SEA\LNG, the multi-sector industry coalition, created to accelerate the widespread adoption of liquefied natural gas (LNG) as a marine fuel, has released an independent study showing that LNG as a marine fuel delivers the best return on investment and is a competitive option for newbuild PCTC.
Peter Keller, Chairman, SEA\LNG, stated: “This is the second in a series of studies commissioned from independent simulation and analytics expert Opsiana. Similarly to the results of the liner investment case, this study shows that shipowners ordering PCTC newbuildings should take advantage of the environmental, operational and commercial benefits of LNG.”
The study considered two PCTC trading scenarios using a 6,500 Car Equivalent Unit (CEU) vessel on the Atlantic Trade and an 8,000 CEU vessel on the Pacific Trade. The study indicated that LNG as a marine fuel delivers the best return on investment on a net present value (NPV) basis over a conservative 10-year horizon, with fast payback periods ranging from one to three years on the Atlantic Trade and from less-than-one year to two years on the Pacific Trade.
These two routes were chosen based on trading scale, with approximately 3.2M vehicles shipped on the Pacific Trade and 1.7M on the Atlantic Trade every year. LNG proved to be the best investment across both trading zones.

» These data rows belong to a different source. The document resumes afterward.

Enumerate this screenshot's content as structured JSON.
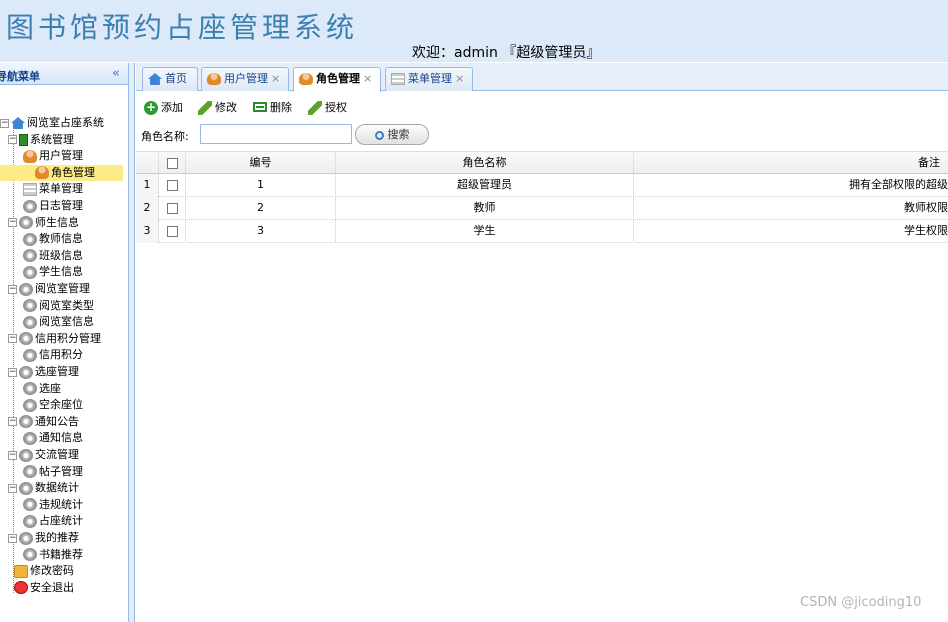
{
  "header": {
    "app_title": "图书馆预约占座管理系统",
    "welcome": "欢迎：admin 『超级管理员』"
  },
  "sidebar": {
    "title": "导航菜单",
    "collapse_glyph": "«",
    "items": [
      {
        "label": "阅览室占座系统",
        "icon": "home-icon"
      },
      {
        "label": "系统管理",
        "icon": "book-icon"
      },
      {
        "label": "用户管理",
        "icon": "user-icon"
      },
      {
        "label": "角色管理",
        "icon": "users-icon",
        "selected": true
      },
      {
        "label": "菜单管理",
        "icon": "menu-icon"
      },
      {
        "label": "日志管理",
        "icon": "gear-icon"
      },
      {
        "label": "师生信息",
        "icon": "gear-icon"
      },
      {
        "label": "教师信息",
        "icon": "gear-icon"
      },
      {
        "label": "班级信息",
        "icon": "gear-icon"
      },
      {
        "label": "学生信息",
        "icon": "gear-icon"
      },
      {
        "label": "阅览室管理",
        "icon": "gear-icon"
      },
      {
        "label": "阅览室类型",
        "icon": "gear-icon"
      },
      {
        "label": "阅览室信息",
        "icon": "gear-icon"
      },
      {
        "label": "信用积分管理",
        "icon": "gear-icon"
      },
      {
        "label": "信用积分",
        "icon": "gear-icon"
      },
      {
        "label": "选座管理",
        "icon": "gear-icon"
      },
      {
        "label": "选座",
        "icon": "gear-icon"
      },
      {
        "label": "空余座位",
        "icon": "gear-icon"
      },
      {
        "label": "通知公告",
        "icon": "gear-icon"
      },
      {
        "label": "通知信息",
        "icon": "gear-icon"
      },
      {
        "label": "交流管理",
        "icon": "gear-icon"
      },
      {
        "label": "帖子管理",
        "icon": "gear-icon"
      },
      {
        "label": "数据统计",
        "icon": "gear-icon"
      },
      {
        "label": "违规统计",
        "icon": "gear-icon"
      },
      {
        "label": "占座统计",
        "icon": "gear-icon"
      },
      {
        "label": "我的推荐",
        "icon": "gear-icon"
      },
      {
        "label": "书籍推荐",
        "icon": "gear-icon"
      },
      {
        "label": "修改密码",
        "icon": "key-icon"
      },
      {
        "label": "安全退出",
        "icon": "exit-icon"
      }
    ]
  },
  "tabs": [
    {
      "label": "首页",
      "closable": false
    },
    {
      "label": "用户管理",
      "closable": true
    },
    {
      "label": "角色管理",
      "closable": true,
      "active": true
    },
    {
      "label": "菜单管理",
      "closable": true
    }
  ],
  "tab_close_glyph": "×",
  "toolbar": {
    "add": "添加",
    "edit": "修改",
    "delete": "删除",
    "authorize": "授权"
  },
  "search": {
    "label": "角色名称:",
    "value": "",
    "placeholder": "",
    "button": "搜索"
  },
  "grid": {
    "columns": [
      "编号",
      "角色名称",
      "备注"
    ],
    "rows": [
      {
        "num": "1",
        "id": "1",
        "name": "超级管理员",
        "remark": "拥有全部权限的超级"
      },
      {
        "num": "2",
        "id": "2",
        "name": "教师",
        "remark": "教师权限"
      },
      {
        "num": "3",
        "id": "3",
        "name": "学生",
        "remark": "学生权限"
      }
    ]
  },
  "watermark": "CSDN @jicoding10",
  "colors": {
    "header_bg": "#dbe9f8",
    "title": "#3c7fb1",
    "border": "#99bbe8",
    "selected_bg": "#fbec88"
  }
}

This higher investment return was achieved without including the significant additional benefits and branding value gained by choosing LNG as a more environmentally friendly marine fuel.

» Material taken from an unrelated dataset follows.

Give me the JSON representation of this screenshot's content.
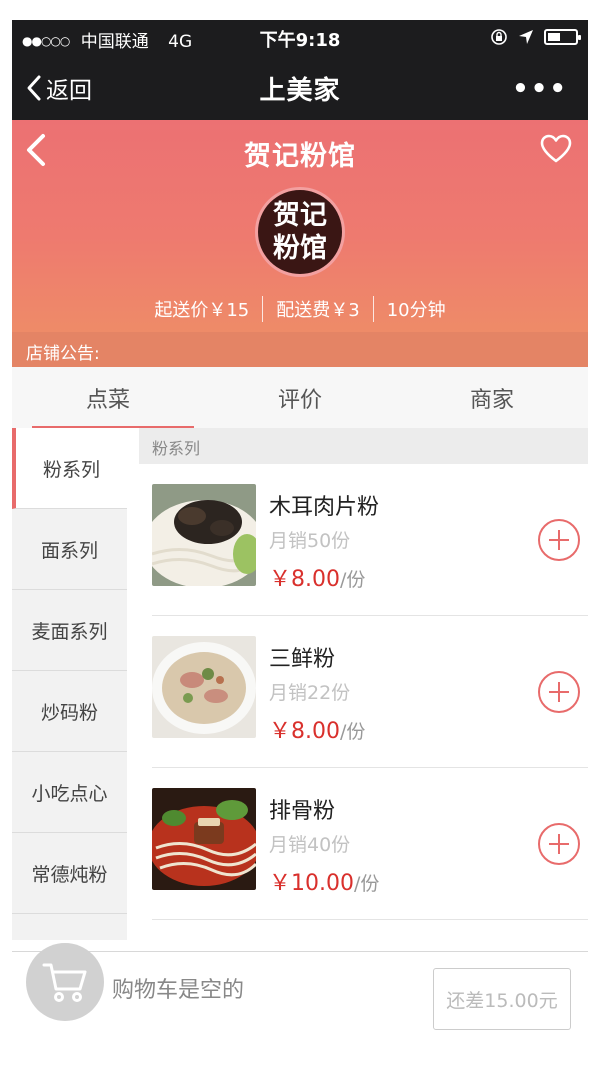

When corporate sustainability and environmental goals are included, including potential future charges on CO2 production, choosing LNG as a marine fuel brings additional benefits.
The study provides greater clarity for those investing in LNG and highlights six key findings: LNG has a better return on investment, the CAPEX hurdle is diminishing, it delivers competitive energy costs, has higher environmental performance, and is the most financially effective long-term method for complying with the 2020 sulfur cap. It also underlines the fact that scrubber operation is significantly more expensive than widely reported, and that the cost of LNG is stable.
The financial results are more compelling given that this higher traditional investment return was achieved by choosing LNG, the only commercially viable marine fuel alternative available at scale today which is successfully able to achieve corporate sustainability and environmental goals.
To ensure the best possible data was available to Opsiana, SEA\LNG members contributed their maritime expertise and current corporate information and data from across the LNG value chain, to guarantee a high level of creditability in the study and results. All cost data was accurate in accordance with the latest estimations from industry experts, derived from their experiences in operation.
While this study focuses specifically on the PCTC investment case for LNG within a specific trade route, the coalition continues to collaborate with third parties on further independent research which will analyse the investment case for a dry bulk vessel and a very large crude carrier (VLCC).
Keller concluded: “LNG is a safe, mature, commercially viable marine fuel offering superior local emissions performance, significant Greenhouse Gas (GHG) reduction benefits, and a potential pathway to a zero-emissions shipping industry. SEA\LNG will continue to provide factual, independently verified information that objectively supports owners and operators in decision-making for 2020 and beyond.”